Se trasladó en 1854 a Madrid, molesto con el entorno reaccionario de Granada. Allí crea un periódico satírico, El látigo, que también dirige, de cierto éxito, con ideología antimonárquica, republicana y revolucionaria. Era un claro heredero de su experiencia en El eco de Occidente.
En 1857, escribe El hijo pródigo, drama de gran éxito. También en 1857 empieza a publicar relatos y artículos de viajes en la publicación madrileña El Museo Universal. Más tarde interviene como soldado y periodista en la guerra de África, recogiendo todo lo que acontecía en la campaña y en su vida allí y que luego mandaba a su editor en una serie de artículos, que se recogieron bajo el título de Diario de un testigo de la guerra de África, en 1859; este libro es especialmente apreciado por su gran y prolija descripción de la vida militar.
Más adelante cultivó la literatura de viajes, contando en diversos artículos sus viajes por Italia (recogidos en De Madrid a Nápoles, 1861) y su Granada natal (La Alpujarra, 1873), en los que el realismo de las descripciones contrasta con la ilusión de una prosa que narra lo cercano y desconocido. Estos artículos rebasan el interés meramente periodístico, constituyendo un ejemplo para toda la literatura de viajes posterior.
En 1865 se casó con Paulina Contreras Rodríguez en Granada, de cuyo matrimonio nacieron cinco hijos, dos varones y tres mujeres. Los varones fallecieron en Madrid en los años de la contienda civil, al igual que dos de las hijas, casándose la única que sobrevivió, Carmen de Alarcón Contreras, con Miguel Valentín Gamazo, de cuyo matrimonio tuvieron tres hijos: María del Carmen, María del Pilar y Miguel Valentín de Alarcón, que falleció en Madrid el 4 de mayo de 2000, siendo el último descendiente directo de Pedro Antonio de Alarcón, pues murió soltero y sin que se sepa que tuviera descendencia.
Como integrante de la Unión Liberal ostentó diversos cargos, siendo el más importante el de consejero de estado con Alfonso XII, en 1875, siendo también diputado, senador y embajador en Noruega y Suecia. Además fue académico de la Real Academia de la Lengua desde 1877.

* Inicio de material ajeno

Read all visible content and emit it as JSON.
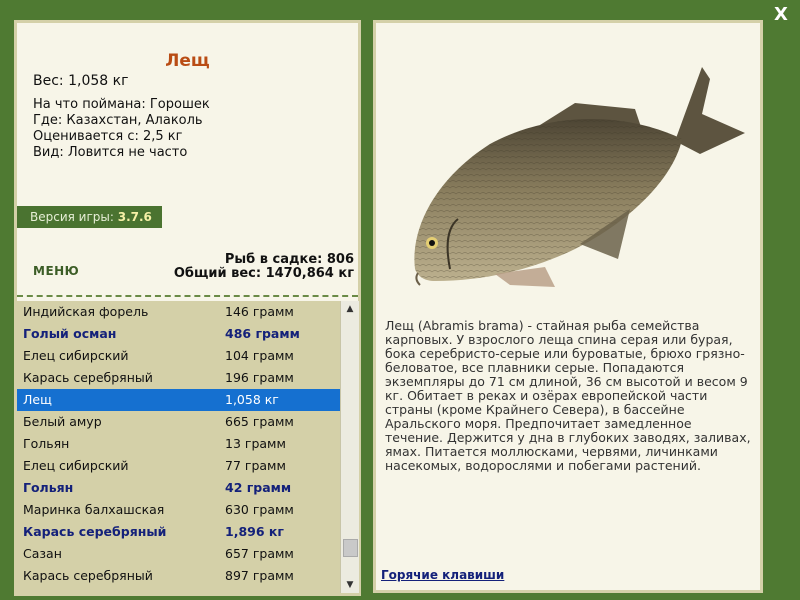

Hacia 1887, convencido de que en el camino del realismo lo había dado todo, se condenó al silencio. Tal vez influyeron las críticas de sus antiguos correligionarios liberales. Por ejemplo, Manuel del Palacio escribió sobre él lo siguiente:
- Literato, vale mucho;
- folletinista, algo menos;
- político, casi nada;
- y autor dramático, cero.
Su primera obra narrativa fue El final de Norma, que sólo vio publicada en 1855. Comenzó a escribir relatos breves de muy acusados rasgos románticos hacia 1852; algunos de ellos, entroncados con el costumbrismo andaluz, revelaban el influjo de Fernán Caballero, pero otros demuestran la impronta de una atenta lectura de Edgar Allan Poe, de quien introdujo el relato policial con su novela El Clavo, aunque también compuso relatos góticos o de terror a semejanza de su modelo. Desde 1860 hasta 1874 agregó a los relatos la redacción de libros de viajes. Estos últimos son Diario de un testigo de la guerra de África (1859), De Madrid a Nápoles (1861) y La Alpujarra (1873), que suponen ya un acercamiento al realismo. En 1874 publicó El sombrero de tres picos, desenfadada visión del tema tradicional del molinero de Arcos y su bella esposa perseguida por el corregidor. Recogió sus artículos costumbristas en Cosas que fueron (1871) y sus poemas juveniles en Poesías. También intentó el teatro con su drama El hijo pródigo, estrenado en 1875.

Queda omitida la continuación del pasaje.